I signed a contract I didn't read. The auto-renewal cost me money I didn't have. So I built PactLens.

The hard part wasn't the AI. It was preventing hallucinations.

The Hallucination Problem

Ask an LLM "review this contract clause" and it will confidently cite laws that don't exist. I tested this — GPT-4 invented a "Fair Contract
Terms Act 2024" and gave it a fake section number.

The Solution: Statute Grounding

PactLens pre-loads 1,700+ real statutes across 8 jurisdictions. Before the AI generates any analysis, we:

  1. Extract clause semantics from the contract text
  2. Run keyword matching against the statute database
  3. Inject the top N matching statutes as context into the prompt
  4. Force the AI to cite ONLY from the provided statutes

Result: zero hallucinated laws. Every citation is verifiable.

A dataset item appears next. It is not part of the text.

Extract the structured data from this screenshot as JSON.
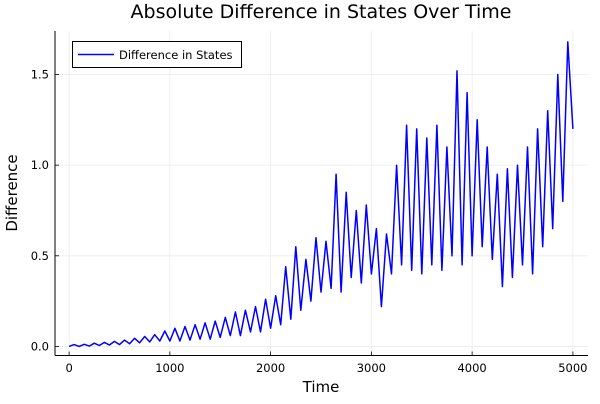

Why Not a Vector Database?

Embedding 1,700+ statutes would make sense architecturally. But CF Workers doesn't have great vector support, and the statutes are stable
enough for keyword matching + TF-IDF. The simpler approach works better at this scale.

Stack

WXT + TypeScript for the extension. Hono + CF Workers for the backend. DeepSeek for AI inference. The entire statute database lives in CF KV
as JSON.

What I Learned

  • Chrome Web Store review takes 2-3 weeks. Submit early.
  • The statute grounding is what makes users trust the output. Without it, it's just another GPT wrapper.
  • Freelancers don't search for "contract review AI." They search for "is this NDA clause normal?" Meet them where they are.